Friday, March 21, 2008

Holy Thursday and Spe Salvi part one community

Dearly Beloved in Christ

We gather on this Holy Thursday evening to reflect on the meaning of communion, both the communion we receive each Sunday and the communion we feel when we gather as the body of Christ. This past Tuesday, the priests of this Archdiocese gathered with our Archbishop to celebrate this chrism mass, the mass where the holy oils are blessed which will be presented tonight when the gifts are brought forward. During his homily the pope used part of Pope Benedicts encyclical letter on hope that was released on November 30 of last year. I thought it would, therefore, be appropriate for us to spend our triduum reflecting on this encyclical and draw some life principles from it. One of the most surprising aspects of this encyclical is how applicable it is.

Tonight, our readings focus us on community and communion. The pope, in this encyclical, asks at one point if Christian hope is individualistic. We face this question, often, from our evangelical brothers and sisters when they ask us if we know that Christ is our personal Lord and savior. While the Pope doesn’t completely put aside the idea of personal salvation, he definitely reshapes the entire question. Using the theologian Henri de Lubac’s research into salvation, he points out that salvation has always been considered a “social” reality.” In other words, sin is what ordinarily drives us into a kind of personalism whereas redemption is the reestablishment of the person to unity with Christ and, thus, unity with the church. Think of the man whose sin is internet pornography. All through the day, the person is trying to be alone in order to indulge in the perversity of his sin. The frustration of his sin is when people do not allow him to have personal time to be alone.

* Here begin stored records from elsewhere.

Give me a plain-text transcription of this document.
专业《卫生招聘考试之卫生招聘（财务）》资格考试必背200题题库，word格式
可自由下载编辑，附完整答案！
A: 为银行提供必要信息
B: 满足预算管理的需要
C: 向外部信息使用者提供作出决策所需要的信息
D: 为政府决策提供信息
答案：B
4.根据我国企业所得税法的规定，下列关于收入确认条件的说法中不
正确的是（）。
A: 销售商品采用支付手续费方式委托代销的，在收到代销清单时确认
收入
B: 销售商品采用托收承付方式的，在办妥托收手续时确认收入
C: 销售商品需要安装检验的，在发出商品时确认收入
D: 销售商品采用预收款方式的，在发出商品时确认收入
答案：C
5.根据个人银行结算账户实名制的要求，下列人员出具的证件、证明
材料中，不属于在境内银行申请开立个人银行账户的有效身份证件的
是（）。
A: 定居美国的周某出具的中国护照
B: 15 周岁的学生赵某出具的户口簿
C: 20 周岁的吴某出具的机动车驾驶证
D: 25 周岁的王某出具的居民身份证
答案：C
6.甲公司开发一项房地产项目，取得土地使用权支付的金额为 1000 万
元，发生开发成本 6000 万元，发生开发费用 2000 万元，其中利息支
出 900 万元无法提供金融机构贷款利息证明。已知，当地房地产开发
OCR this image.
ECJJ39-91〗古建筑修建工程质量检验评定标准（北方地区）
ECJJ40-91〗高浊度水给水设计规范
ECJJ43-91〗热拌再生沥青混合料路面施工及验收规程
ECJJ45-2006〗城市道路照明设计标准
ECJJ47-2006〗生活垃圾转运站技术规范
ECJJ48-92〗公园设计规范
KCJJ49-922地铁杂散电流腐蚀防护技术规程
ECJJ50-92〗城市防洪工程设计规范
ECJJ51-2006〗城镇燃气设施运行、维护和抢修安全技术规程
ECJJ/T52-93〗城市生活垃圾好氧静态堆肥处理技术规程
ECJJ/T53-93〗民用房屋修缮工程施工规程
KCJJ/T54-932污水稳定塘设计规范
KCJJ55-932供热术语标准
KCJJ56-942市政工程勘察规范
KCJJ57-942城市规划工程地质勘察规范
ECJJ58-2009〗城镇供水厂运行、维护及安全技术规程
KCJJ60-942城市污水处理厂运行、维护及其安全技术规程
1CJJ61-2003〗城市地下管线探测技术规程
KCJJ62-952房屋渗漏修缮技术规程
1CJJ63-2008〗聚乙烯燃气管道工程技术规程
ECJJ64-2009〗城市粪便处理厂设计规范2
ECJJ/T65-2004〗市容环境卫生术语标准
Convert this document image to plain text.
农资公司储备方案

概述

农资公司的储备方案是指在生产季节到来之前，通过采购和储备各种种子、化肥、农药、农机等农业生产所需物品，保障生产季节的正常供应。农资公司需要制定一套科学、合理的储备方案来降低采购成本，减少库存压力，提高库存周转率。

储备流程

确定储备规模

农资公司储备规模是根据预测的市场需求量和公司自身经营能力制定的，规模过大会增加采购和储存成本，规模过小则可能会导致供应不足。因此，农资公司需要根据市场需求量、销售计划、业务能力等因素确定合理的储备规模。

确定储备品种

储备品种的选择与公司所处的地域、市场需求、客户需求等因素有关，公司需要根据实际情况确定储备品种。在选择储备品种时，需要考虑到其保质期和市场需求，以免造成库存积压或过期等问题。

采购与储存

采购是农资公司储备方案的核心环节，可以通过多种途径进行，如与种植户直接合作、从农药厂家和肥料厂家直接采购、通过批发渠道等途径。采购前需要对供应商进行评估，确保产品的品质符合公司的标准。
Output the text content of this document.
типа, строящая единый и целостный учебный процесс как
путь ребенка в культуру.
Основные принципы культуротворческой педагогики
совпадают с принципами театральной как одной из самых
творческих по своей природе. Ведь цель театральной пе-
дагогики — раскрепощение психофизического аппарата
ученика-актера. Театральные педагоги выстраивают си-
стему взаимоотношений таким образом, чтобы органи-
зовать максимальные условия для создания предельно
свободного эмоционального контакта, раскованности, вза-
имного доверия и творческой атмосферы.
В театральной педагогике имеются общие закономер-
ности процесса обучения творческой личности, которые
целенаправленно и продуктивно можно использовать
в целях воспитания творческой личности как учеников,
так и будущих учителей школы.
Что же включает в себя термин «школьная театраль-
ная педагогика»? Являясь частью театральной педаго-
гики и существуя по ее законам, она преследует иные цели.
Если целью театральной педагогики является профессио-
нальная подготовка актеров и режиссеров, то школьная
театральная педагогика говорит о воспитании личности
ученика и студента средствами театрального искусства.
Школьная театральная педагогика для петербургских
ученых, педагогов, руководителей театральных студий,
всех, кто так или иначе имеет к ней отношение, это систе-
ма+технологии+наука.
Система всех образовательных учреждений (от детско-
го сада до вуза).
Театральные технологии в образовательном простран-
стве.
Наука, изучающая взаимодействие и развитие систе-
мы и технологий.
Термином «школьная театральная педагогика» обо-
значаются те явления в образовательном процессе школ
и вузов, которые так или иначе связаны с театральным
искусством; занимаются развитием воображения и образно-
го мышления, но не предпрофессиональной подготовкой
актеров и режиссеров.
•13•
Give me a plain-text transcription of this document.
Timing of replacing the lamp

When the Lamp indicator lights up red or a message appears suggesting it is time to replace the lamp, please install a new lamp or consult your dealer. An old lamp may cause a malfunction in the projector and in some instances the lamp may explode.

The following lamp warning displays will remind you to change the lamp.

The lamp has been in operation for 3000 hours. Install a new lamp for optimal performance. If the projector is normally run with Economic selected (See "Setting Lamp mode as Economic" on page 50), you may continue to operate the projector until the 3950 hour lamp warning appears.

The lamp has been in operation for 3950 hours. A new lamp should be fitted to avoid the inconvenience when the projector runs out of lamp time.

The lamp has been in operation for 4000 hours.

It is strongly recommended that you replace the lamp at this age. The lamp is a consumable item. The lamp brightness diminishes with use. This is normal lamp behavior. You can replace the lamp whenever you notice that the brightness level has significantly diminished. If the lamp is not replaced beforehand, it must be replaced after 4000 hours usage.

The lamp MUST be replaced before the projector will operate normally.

So, in some ways, islation is the antithesis of salvation. So, how did we get things so turned around as to believe that holiness was something done in isolation whereas sin takes place in community? According to the Pope, this began with Francis Bacon who saw redemption as a restoration of the lost “paradise.” This restoration is done not in faith but a link between science and praxis. In other words, use of the scientific method. A student of Bacon believes that a solution is out there, it just hasn’t been found yet. We need experimental science to free us from all the world’s problems so that we can return to the redeemed state of Eden. This means that faith turns from the substance of hope into a faith in progress; things are getting better. I recently had a conversation with a student at Iowa State who was a student of Francis Bacon. He specifically asked about miracles and the substance of miracles. What if miracles are just unexplained answers to questions. In other words, what if, in the future, we find some kind of mud that actually cures diseases of the eyes when it is mixed with spittle. And, what if we find that this mud is only located in the Middle East around the Sea of Galilee. Even if we don’t find it in the future, who’s to say that it wasn’t present at the time of Christ. I had a certain sympathy for this kid because it seems like the logical step after a firm faith in the progress of science. The answer is out there, you just have to find it. There are two critical components to this view of progress; reason and freedom. The Pope says, “Reason and freedom seem to guarantee by themselves, by virtue of their intrinsic goodness, a new and perfect human community. The two key concepts of “reason” and “freedom”, however, were tacitly interpreted as being in conflict with the shackles of faith and of the Church as well as those of the political structures of the period.” In other words, you can either freely believe in reason or believe in the oppressive structures of the church.

Immanuel Kant changed the focus from a largely scientific atheism into a theological personalism by believing that the end result of this progress was the kingdom of God. Kant, therefore, pitted ecclesiastical faith (or the faith of the church) against a pure religious faith (a personal faith). Obviously, Kant saw that a pure religious faith is superior to the faith of church because it is personal and not encumbered with the communal. Kant even went so far as to intimate that Christianity could be so not worthy of love that God could reject it and allow for the brief reign of the Anti-Christ, a not so shrouded jab at the papacy.

At this point in the conversation, Pope Benedict advocates that, rather than make the mistake of Kant by pitting individual faith above the faith of the church, we need to have a dialogue. We need to help clarify what progress is: name that technological and scientific progress can be morally repugnant. To quote the document, “If technical progress is not matched by corresponding progress in man's ethical formation, in man's inner growth then it is not progress at all, but a threat for man and for the world.” We need to help clarify what reason and hope are. Reason is only reasonable if it is not based entirely upon our own experience. Reason needs to move past human experience in order to encompass all that is. And freedom needs to be understood less as my personal will and more in the convergence of wills. Still, this convergence cannot succeed unless it has a “common intrinsic criterion of measurement” as its foundation. In other words, freedom is in need of a moral compass for it to really free us.

Tomorrow, Good Friday, we will spend some time reflecting on what it is in particular that we are hoping in. And finally, on Easter Sunday, we will feel the hope of the resurrection in the person of an African slave.